The Crimson Kimono (1959)

  You guys know how I love old movies.  For the most part, the ones I watch are lauded classics.  It's pretty rare for me to hit on a film that is just utterly ham-handed in its presentation of race or gender relations.

Welcome to The Crimson Kimono!  I can't remember where or when I added it to my Netflix list.  It's never been available and I finally got tired of it and looked it up online.  About ten minutes into watching it, I realized precisely why it was so hard* to find.

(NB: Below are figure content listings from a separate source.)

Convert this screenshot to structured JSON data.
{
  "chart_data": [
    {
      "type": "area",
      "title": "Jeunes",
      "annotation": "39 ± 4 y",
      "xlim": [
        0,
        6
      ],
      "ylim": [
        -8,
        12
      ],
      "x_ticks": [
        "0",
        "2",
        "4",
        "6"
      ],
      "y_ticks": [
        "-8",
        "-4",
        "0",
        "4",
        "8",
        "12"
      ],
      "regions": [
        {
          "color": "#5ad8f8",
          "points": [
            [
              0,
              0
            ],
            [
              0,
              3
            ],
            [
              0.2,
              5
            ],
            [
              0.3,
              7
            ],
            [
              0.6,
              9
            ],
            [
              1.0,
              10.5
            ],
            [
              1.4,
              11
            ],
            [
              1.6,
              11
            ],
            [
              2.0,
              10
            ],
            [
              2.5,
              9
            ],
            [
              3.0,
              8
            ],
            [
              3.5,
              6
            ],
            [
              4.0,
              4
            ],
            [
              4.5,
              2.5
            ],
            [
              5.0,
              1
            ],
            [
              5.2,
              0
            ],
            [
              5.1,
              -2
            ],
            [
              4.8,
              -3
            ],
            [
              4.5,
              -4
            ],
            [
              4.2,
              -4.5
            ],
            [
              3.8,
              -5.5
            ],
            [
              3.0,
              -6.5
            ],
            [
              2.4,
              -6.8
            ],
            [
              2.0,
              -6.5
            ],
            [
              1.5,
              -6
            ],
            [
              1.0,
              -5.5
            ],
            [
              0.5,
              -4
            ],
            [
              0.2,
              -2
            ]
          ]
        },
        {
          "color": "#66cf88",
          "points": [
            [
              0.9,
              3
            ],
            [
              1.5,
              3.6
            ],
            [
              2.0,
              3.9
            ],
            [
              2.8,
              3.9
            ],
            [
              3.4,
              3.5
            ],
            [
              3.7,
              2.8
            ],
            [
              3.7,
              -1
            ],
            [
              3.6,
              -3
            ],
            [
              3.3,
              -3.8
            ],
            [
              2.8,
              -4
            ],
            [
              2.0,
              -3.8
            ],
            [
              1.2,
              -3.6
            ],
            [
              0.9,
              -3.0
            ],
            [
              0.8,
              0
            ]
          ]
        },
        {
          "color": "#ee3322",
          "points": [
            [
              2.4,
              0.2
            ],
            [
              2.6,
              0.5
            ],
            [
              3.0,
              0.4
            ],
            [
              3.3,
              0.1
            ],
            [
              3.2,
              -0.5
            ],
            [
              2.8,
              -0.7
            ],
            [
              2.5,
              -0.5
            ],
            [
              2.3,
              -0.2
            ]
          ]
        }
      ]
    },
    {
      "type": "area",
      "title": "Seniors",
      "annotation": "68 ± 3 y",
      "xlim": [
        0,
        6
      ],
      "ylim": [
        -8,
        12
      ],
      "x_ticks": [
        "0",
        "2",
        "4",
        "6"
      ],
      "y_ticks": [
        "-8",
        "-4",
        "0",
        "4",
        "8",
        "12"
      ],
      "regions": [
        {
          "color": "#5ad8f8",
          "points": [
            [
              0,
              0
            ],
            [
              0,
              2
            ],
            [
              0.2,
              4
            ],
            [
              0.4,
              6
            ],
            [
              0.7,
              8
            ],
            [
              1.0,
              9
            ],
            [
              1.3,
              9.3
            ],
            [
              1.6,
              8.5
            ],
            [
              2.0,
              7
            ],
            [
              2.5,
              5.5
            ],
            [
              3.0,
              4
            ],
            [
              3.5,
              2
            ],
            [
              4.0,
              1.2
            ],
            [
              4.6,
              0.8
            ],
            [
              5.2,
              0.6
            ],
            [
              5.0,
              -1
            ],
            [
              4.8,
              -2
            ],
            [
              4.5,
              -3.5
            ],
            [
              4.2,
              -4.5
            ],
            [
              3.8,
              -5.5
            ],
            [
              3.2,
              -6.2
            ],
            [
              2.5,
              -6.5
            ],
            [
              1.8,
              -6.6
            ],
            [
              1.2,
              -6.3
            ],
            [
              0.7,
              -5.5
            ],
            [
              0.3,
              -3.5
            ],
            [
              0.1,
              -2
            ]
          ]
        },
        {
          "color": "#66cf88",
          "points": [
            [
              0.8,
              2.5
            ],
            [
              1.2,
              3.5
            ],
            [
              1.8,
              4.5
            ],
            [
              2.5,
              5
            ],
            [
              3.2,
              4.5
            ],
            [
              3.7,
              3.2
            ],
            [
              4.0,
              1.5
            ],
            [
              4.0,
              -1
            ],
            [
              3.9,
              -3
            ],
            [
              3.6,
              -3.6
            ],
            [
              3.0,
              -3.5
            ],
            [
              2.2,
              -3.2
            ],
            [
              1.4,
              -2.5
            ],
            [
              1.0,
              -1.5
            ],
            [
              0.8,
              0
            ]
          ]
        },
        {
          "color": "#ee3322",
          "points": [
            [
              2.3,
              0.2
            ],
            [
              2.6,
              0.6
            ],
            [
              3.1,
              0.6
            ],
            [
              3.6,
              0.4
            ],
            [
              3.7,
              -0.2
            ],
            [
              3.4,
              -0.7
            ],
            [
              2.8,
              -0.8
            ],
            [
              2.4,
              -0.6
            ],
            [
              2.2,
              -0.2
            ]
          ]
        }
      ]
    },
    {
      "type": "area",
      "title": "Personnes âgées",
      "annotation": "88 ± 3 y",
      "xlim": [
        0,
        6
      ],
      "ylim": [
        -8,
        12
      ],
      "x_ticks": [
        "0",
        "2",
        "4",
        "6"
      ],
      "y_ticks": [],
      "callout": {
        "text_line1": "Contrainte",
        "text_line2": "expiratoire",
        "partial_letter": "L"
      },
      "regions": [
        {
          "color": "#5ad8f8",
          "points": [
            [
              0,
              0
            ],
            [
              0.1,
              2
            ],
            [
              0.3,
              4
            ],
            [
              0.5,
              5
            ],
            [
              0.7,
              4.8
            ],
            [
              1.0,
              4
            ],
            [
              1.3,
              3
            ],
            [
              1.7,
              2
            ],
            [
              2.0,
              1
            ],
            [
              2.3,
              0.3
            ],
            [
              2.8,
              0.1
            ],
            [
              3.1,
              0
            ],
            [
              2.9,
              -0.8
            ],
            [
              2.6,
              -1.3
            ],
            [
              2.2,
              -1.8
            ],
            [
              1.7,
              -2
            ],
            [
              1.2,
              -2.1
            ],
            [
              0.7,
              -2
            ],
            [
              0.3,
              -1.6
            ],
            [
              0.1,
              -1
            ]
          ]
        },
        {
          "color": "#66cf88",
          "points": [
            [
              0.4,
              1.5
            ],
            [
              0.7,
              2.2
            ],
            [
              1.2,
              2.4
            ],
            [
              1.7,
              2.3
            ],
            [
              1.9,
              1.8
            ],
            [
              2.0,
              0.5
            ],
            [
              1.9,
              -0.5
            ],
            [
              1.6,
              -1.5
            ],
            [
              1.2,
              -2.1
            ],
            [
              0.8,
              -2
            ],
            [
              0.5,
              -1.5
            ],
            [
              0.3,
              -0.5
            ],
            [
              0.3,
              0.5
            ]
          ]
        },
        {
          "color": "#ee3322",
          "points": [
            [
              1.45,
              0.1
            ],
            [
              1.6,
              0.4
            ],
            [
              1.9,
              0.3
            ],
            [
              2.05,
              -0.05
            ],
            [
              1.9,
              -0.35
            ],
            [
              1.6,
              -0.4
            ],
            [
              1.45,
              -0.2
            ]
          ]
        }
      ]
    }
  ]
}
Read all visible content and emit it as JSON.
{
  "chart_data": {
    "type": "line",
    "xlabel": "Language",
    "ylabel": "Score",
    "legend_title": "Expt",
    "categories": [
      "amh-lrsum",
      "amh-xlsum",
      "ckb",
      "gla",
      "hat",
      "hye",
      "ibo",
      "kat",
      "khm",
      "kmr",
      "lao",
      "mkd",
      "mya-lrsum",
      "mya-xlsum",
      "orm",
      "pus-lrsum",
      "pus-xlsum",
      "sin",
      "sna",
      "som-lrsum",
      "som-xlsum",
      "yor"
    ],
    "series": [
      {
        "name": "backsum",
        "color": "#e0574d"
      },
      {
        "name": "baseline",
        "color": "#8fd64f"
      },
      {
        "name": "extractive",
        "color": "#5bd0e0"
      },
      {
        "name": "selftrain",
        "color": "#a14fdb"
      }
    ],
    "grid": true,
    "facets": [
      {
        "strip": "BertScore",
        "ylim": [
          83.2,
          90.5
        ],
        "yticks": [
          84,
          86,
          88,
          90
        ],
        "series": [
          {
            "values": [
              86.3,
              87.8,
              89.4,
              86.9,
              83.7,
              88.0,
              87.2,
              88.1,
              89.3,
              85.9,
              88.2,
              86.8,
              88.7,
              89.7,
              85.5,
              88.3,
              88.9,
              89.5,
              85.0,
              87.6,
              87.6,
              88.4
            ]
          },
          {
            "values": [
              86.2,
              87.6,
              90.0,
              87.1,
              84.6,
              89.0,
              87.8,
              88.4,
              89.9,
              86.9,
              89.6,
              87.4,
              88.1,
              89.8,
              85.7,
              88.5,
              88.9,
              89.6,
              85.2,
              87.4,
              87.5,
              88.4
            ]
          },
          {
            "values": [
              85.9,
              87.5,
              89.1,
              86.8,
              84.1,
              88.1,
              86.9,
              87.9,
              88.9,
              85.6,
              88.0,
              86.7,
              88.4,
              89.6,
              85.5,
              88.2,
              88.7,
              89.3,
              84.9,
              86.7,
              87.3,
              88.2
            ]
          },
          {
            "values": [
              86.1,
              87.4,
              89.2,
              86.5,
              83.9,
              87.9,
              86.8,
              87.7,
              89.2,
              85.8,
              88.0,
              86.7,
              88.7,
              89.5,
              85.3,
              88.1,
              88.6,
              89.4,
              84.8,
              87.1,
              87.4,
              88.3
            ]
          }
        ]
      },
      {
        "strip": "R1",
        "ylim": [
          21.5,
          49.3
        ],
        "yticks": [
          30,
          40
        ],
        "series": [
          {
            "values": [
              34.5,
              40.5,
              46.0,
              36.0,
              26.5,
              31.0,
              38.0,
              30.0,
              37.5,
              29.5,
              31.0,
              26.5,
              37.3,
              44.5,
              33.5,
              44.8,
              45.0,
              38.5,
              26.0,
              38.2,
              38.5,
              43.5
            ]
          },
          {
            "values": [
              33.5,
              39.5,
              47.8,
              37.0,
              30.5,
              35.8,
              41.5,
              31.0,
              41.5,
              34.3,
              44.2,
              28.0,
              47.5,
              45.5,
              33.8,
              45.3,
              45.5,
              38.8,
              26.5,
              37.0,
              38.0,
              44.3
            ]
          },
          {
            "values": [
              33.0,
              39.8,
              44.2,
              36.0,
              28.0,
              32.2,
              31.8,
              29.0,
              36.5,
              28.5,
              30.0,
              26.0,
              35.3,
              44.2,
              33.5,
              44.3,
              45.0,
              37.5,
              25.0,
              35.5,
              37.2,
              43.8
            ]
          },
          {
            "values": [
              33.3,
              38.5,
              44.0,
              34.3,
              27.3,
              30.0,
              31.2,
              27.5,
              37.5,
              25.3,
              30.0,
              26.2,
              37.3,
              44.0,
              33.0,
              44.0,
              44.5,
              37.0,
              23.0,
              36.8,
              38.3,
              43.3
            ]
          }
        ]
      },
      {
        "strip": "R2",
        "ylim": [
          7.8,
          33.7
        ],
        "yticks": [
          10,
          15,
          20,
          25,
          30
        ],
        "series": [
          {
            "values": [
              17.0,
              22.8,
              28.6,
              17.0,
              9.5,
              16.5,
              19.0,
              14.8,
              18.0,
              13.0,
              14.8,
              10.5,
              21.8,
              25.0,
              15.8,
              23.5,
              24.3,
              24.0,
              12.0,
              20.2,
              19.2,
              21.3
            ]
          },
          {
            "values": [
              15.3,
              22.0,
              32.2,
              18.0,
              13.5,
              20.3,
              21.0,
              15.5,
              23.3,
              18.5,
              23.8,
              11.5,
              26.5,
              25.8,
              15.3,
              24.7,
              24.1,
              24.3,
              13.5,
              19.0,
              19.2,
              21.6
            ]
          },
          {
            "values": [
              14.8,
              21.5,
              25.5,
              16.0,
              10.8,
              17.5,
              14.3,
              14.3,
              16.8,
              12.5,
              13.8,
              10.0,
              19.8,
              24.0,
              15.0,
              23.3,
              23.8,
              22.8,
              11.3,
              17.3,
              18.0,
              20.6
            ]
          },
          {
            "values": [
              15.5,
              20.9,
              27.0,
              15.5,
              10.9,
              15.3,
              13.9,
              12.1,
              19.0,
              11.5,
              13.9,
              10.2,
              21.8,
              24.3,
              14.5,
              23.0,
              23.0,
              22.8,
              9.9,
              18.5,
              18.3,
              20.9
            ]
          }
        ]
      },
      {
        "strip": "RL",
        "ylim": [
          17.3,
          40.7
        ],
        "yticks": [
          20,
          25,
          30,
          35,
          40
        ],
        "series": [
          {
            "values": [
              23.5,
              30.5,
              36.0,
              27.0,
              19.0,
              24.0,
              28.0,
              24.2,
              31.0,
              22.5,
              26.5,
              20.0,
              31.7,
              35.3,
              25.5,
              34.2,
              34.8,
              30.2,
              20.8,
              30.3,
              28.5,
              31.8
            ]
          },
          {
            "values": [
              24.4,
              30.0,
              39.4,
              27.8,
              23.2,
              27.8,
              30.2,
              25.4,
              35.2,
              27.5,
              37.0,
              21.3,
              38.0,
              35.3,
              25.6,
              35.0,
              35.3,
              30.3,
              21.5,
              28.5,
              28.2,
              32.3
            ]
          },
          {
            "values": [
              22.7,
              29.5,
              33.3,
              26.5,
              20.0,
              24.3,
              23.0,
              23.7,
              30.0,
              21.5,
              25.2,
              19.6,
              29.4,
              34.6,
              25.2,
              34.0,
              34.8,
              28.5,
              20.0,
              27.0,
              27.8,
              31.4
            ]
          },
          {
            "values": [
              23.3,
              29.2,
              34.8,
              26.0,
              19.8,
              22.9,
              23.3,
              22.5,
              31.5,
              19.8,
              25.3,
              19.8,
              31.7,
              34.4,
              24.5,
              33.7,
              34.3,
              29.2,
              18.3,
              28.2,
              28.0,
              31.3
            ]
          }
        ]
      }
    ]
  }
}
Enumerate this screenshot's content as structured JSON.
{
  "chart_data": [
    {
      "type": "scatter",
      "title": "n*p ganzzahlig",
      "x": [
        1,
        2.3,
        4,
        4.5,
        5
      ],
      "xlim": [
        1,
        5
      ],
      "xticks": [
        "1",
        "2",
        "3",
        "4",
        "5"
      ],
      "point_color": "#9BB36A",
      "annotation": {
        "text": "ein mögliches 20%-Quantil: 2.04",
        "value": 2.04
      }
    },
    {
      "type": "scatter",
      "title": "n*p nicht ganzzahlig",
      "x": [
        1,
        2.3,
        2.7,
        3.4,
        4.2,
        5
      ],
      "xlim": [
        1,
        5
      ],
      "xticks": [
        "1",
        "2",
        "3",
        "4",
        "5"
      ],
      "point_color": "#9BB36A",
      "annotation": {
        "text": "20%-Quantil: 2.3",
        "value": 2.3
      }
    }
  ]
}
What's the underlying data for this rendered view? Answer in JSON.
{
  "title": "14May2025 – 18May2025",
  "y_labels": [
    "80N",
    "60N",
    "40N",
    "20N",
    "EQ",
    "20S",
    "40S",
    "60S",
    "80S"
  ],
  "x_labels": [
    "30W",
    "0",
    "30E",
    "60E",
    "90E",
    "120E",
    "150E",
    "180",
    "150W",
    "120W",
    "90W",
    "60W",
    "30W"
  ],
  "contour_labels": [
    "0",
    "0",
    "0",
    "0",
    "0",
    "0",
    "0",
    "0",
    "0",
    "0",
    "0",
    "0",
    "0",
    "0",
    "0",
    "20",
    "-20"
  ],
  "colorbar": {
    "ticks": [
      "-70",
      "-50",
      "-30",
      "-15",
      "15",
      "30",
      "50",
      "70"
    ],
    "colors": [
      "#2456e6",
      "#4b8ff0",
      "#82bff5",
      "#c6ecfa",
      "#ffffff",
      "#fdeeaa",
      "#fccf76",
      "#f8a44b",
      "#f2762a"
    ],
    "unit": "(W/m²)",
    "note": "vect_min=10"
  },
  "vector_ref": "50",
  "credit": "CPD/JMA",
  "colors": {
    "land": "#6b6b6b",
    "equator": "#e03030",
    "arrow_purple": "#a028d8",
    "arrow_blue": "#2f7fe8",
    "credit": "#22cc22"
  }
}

When the stripper Sugar Torch (Gloria Pall) is murdered, detectives and war buddies Sgt. Charlie Bancroft (Glenn Corbett) and Joe Kojaku (James Shigeta) investigate.  They discover that Sugar was putting together a new act based on Japanese geishas and had hired a local artist, Chris Downs (Victoria Shaw), to provide mock-ups of some of the costume and set designs.  Bancroft goes to track down the artist while Kojaku attempts to locate the guy hired to play a samurai opposite Sugar's geisha.  Bancroft is surprised and pleased to discover that Chris is actually Christine and spends the majority of his fact-finding repeatedly hitting on her because he apparently went to the same police academy as Steve Guttenberg.  Things really get weird, however, when Chris is also targeted by the mysterious killer and the two detectives decide to move her into their apartment.  Bancroft continues to pitch the woo as the kids say but Chris is more interested in Kojaku.  But oh no, what if he doesn't want her because she's white?  How will they ever work as an interracial couple in Los Angeles?  Meanwhile, Kojaku flips the fuck out at Bancroft, accusing him of being a racist when Bancroft seems stunned that Chris would choose Kojaku over him.  Somehow, in all of this, these two terrible cops manage to actually solve the murder, and the film ends with Kojaku apologizing because he had wrongly perceived Bancroft's jealousy as racism.

Hey, People of Color, did you know racism is just all in your head?  According to this movie, it is!  So you should never, you know, accuse White People of being racist, even though there are literally hundreds of years of documented cases because they might think you're rude for projecting what is clearly a persecution complex on your part and not a systemic degradation of who you are as human beings woven into the fabric of every institution in America!

Look no further than the poster which shows an "American" girl being kissed by a "Japanese" man, even though Kojaku is just as much of an American citizen as Christine and an Army veteran on top of that.  But that's all secondary to his race, which is clearly the forefront of this movie.

It's not exactly a hot take to point out there was racism in movies from the 1950s, but I think it is worth noting the ideology of trying to undermine people from calling out the racism that they experienced by saying that they're just being too sensitive about it.  Here, it's pretty ham-handed and might be written off as just a shitty script but what I'm worried about are all the ones that weren't so clumsy, that were just accepted as part of the status quo.  Because that's where the real danger is, the message that already conforms to what you believe and reinforces biases you didn't even know you had.  That's why representation is so important.

I know this is already waaaaay longer than most of my posts but I'd like to take a minute to talk about James Shigeta as an actor.  He got fucking robbed, y'all.  That man had charisma for days and in a just world, would have been a huge romantic lead through the 70s before scaling back to elder statesman in a few prestige pics.  Instead, he was relegated to side character, got one major film lead in a predominantly Asian cast, tried to get another off the ground, flopped, and then got stuck doing bit parts until he was Tanaka in Die Hard.  He deserved so much more.  And that's my hot take.